Yes, /u02 is the Cluster File System. The white paper (previously posted in the thread) I used had me installing Oracle to the /u01 directory. If you don't mind me asking, how would the currently functioning database work when node1 would go offline? When I've physically taken Node1 offline the database has continued to work without errors. One other thing I did notice with checking the tnsnames.ora file on the two oracle servers and the web server with the ODBC connector was that the web server had a different tnsnames.ora file despite it being copied from the oracle servers.
We do not have an Oracle DBA so I will look into creating a SR about properly moving the DB.
select file_name from dba_data_files
select member from v$logfile
select name from v$controlfile;
to identify all the database, online redo and controlfiles.
A database is the database files.
An instance is the set of processes running on a node.
In RAC, you have 2 (or more) instances running on the 2 (or more) nodes concurrently accessing the same database.
One node may go down or die or be shot in the head, yet the database continues to be available via the second instance on the other node. That is the whole rationale of RAC.
Was installing Oracle onto /u01 the wrong thing to do? Or do I need to still install to /u01 and then move the file(s) to a shared directory and repoint Sql to look there instead of /u01/app/.....

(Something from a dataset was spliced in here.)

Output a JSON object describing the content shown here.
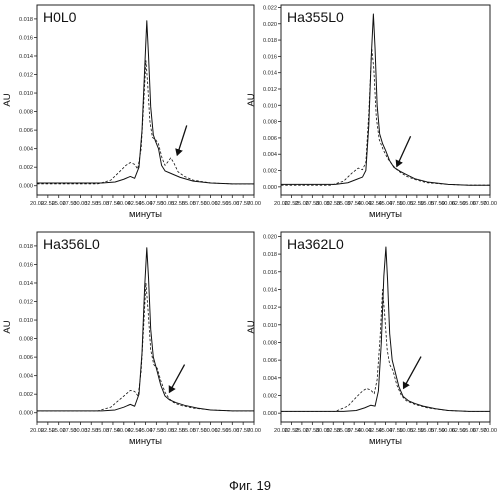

I apologize for the questions I'm just trying to understand what I did wrong or if I missed something. From what has been discussed it seems like RAC is in place but working in Active/Passive, so that when Node1 has the database you have to access it through Node1 and vice versa; what should have been done is have the db files moved to a shared location and point Sqlplus to that directory, thus causing Active/Active?
I just got done speaking with the DBA at the vendor we use and I was explaining to him what was going on. What we found was exactly what you were stating and I apologize for not understanding it right away. When the original poster created the database it was through an ODBC connector using SQL Developer. He created the tablespace parent_portal under the USERS tablespace which is not a shared directory, it's on the local machine. Our other functioning database WALL_DATA & WALL_INDEX are located on +ORCL_GENESIS which is on the ASM. We moved the parent_portal tablespace to the ASM instance and are going to test it out tomorrow.
I appreciate all the help you provided on the error we were receiving and apologize for any confusions or frustrations I was creating by not giving enough information.